Le gouvernement va-t-il plaider pour une modification du statut juridique du lien hypertexte ? C’est en tout cas le souhait émis par Karine Berger, députée des hautes Alpes (PS), à l’appui d’une question adressée à la ministre de la Culture.

Dans le cadre du projet de loi Lemaire, la députée Karine Berger avait déposé avec sa collègue Valérie Rabault un amendement qui avait suscité de nombreuses réactions. Pour mémoire, cette rustine visait à préciser l’étendue des droits sur les liens hypertextes afin de « redonner une protection (…) en faveur des auteurs des contenus auxquels ils renvoient ».

Un rappel : selon la loi sur la confiance dans l’économie numérique de 2004, les intermédiaires techniques sont responsables des contenus qu’ils stockent ou transmettent que si, alertés, ils ne suppriment pas ceux qui sont manifestement illicites.

C’est une responsabilité aménagée visant à promouvoir l’économie numérique et la liberté d’expression tout en garantissant la lutte contre les contenus illicites. Karine Berger et Valérie Rabault souhaitaient néanmoins revoir cette articulation, jugeant ses rouages peu en phase avec la beauté de l’exception culturelle.

Réinjecter l'autorisation dans l'accès aux œuvres

Dans leur amendement, elles suggéraient que ce régime disparaisse dès lors que les FAI ou les hébergeurs « donnent accès au public à des œuvres ou à des objets protégés par le code de la propriété intellectuelle, y compris au moyen d’outils automatisés ».

Pour ces contenus, ils auraient été contraints « d’obtenir l’autorisation des titulaires de droits concernés ». De leur propre aveu, ces deux parlementaires socialistes avaient puisé leur inspiration dans « les préconisations du rapport du Conseil supérieur de la propriété littéraire et artistique » rédigé notamment par le professeur Pierre Sirinelli, dans l’enceinte du ministère de la Culture.  

Comme expliqué dans cette actualité, leur amendement aurait légèrement changé le visage d’Internet, puisque les intermédiaires auraient dû tous procéder à de menues vérifications avant d’ouvrir les vannes :

  1. Vérifier l’existence d’un contenu (ou d'un lien, dans l'esprit des auteures de l'amendement)
  2. Vérifier l’existence d’une œuvre protégée
  3. Identifier le(s) titulaire(s) de droits
  4. Vérifier ou obtenir leur autorisation préalable
  5. Autoriser le cas échéant le flux ou le stockage
  6. Vérifier que l’œuvre liée n’a pas changé

Sans doute par la crainte d’un rejet en séance, leur amendement a finalement été retiré avant examen.

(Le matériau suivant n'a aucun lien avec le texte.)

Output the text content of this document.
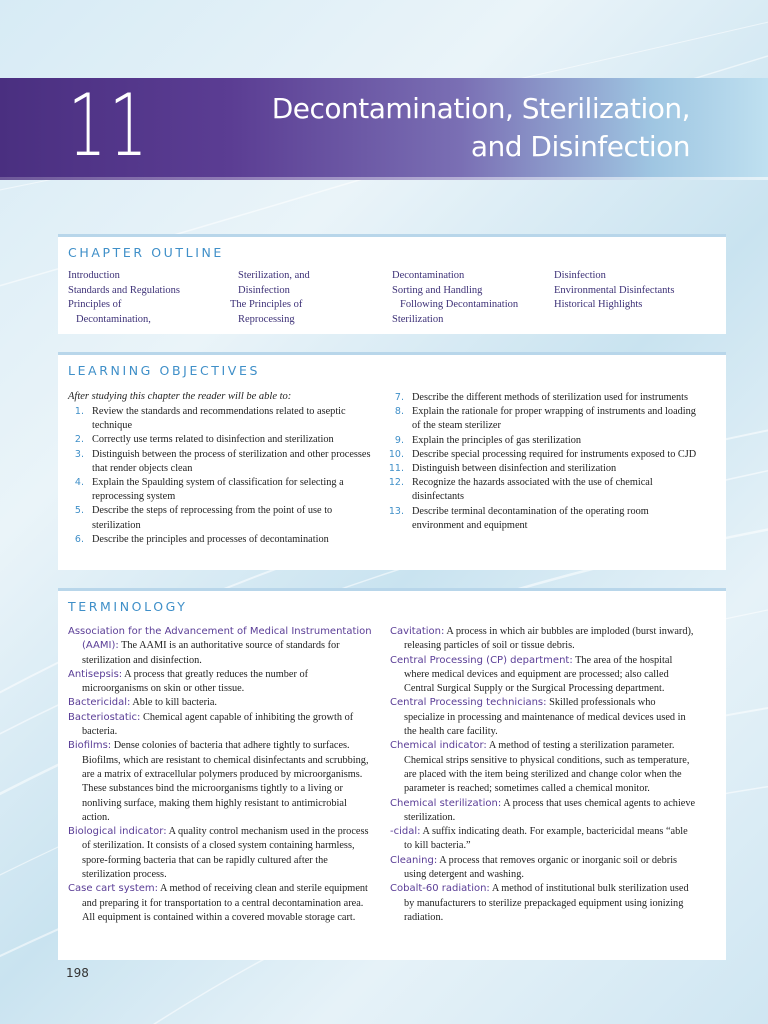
11	Decontamination, Sterilization,
and Disinfection
CHAPTER OUTLINE
Introduction
Standards and Regulations
Principles of
Decontamination,
Sterilization, and
Disinfection
The Principles of
Reprocessing
Decontamination
Sorting and Handling
Following Decontamination
Sterilization
Disinfection
Environmental Disinfectants
Historical Highlights
LEARNING OBJECTIVES
After studying this chapter the reader will be able to:
1. Review the standards and recommendations related to aseptic technique
2. Correctly use terms related to disinfection and sterilization
3. Distinguish between the process of sterilization and other processes that render objects clean
4. Explain the Spaulding system of classification for selecting a reprocessing system
5. Describe the steps of reprocessing from the point of use to sterilization
6. Describe the principles and processes of decontamination
7. Describe the different methods of sterilization used for instruments
8. Explain the rationale for proper wrapping of instruments and loading of the steam sterilizer
9. Explain the principles of gas sterilization
10. Describe special processing required for instruments exposed to CJD
11. Distinguish between disinfection and sterilization
12. Recognize the hazards associated with the use of chemical disinfectants
13. Describe terminal decontamination of the operating room environment and equipment
TERMINOLOGY
Association for the Advancement of Medical Instrumentation (AAMI): The AAMI is an authoritative source of standards for sterilization and disinfection.
Antisepsis: A process that greatly reduces the number of microorganisms on skin or other tissue.
Bactericidal: Able to kill bacteria.
Bacteriostatic: Chemical agent capable of inhibiting the growth of bacteria.
Biofilms: Dense colonies of bacteria that adhere tightly to surfaces. Biofilms, which are resistant to chemical disinfectants and scrubbing, are a matrix of extracellular polymers produced by microorganisms. These substances bind the microorganisms tightly to a living or nonliving surface, making them highly resistant to antimicrobial action.
Biological indicator: A quality control mechanism used in the process of sterilization. It consists of a closed system containing harmless, spore-forming bacteria that can be rapidly cultured after the sterilization process.
Case cart system: A method of receiving clean and sterile equipment and preparing it for transportation to a central decontamination area. All equipment is contained within a covered movable storage cart.
Cavitation: A process in which air bubbles are imploded (burst inward), releasing particles of soil or tissue debris.
Central Processing (CP) department: The area of the hospital where medical devices and equipment are processed; also called Central Surgical Supply or the Surgical Processing department.
Central Processing technicians: Skilled professionals who specialize in processing and maintenance of medical devices used in the health care facility.
Chemical indicator: A method of testing a sterilization parameter. Chemical strips sensitive to physical conditions, such as temperature, are placed with the item being sterilized and change color when the parameter is reached; sometimes called a chemical monitor.
Chemical sterilization: A process that uses chemical agents to achieve sterilization.
-cidal: A suffix indicating death. For example, bactericidal means “able to kill bacteria.”
Cleaning: A process that removes organic or inorganic soil or debris using detergent and washing.
Cobalt-60 radiation: A method of institutional bulk sterilization used by manufacturers to sterilize prepackaged equipment using ionizing radiation.
198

Mais Karine Berger a toujours le lien hypertexte au travers de la gorge. En témoigne, cette question parlementaire adressée ce 11 avril à la ministre de la Culture.

Elle revient sur cet amendement « d’appel » destiné à ouvrir le débat sur l’hégémonie de Google ou Facebook mais son attention se concentre davantage sur l’avenir. Dans le cadre des débats actuels sur la révision de la directive sur le droit d’auteur de 2001 et celle sur le commerce électronique de 2000, elle veut connaître, de la bouche de la ministre, « la position du Gouvernement sur les liens hypertextes, et plus largement sur les leviers juridiques qui peuvent être actionnés pour rééquilibrer les rapports entre créateurs et grands acteurs de l'internet ». Elle plaide donc toujours pour une refonte du statut juridique du lien hypertexte, jugeant la situation actuelle trop déséquilibrée au détriment des créateurs et de l’industrie culturelle.

La France au chevet de l'industrie culturelle

La position des autorités françaises ne devrait pas surprendre. Déjà, à l’occasion des travaux actuels sur la question des plateformes au Parlement européen, la France soutient sans réserve les amendements déposés par l’eurodéputé Jean-Marie Cavada qui compte disqualifier du label « hébergeur », l’intermédiaire qui interviendrait « dans l'organisation, l'optimisation ou la promotion du contenu » stocké.

Autant dire qu’avec de tels critères, des sites comme YouTube ou Dailymotion deviendraient immédiatement responsables des contenus mis en ligne par les internautes, faute pour ces plateformes de procéder à des « optimisations ». La France appuie également l’idée selon laquelle ces acteurs soient astreints à « détecter et prévenir les activités illégales (…) par des moyens techniquement fiables ».

De même, les autorités nationales ont pris sous le bras les derniers travaux du Pr Sirinelli au CSPLA qui touchent eux cette fois spécifiquement au lien hypertexte. Des travaux présentés avant hier à Bruxelles lors d'un séminaire organisé par la Représentation permanente de la France auprès de l'Union européenne.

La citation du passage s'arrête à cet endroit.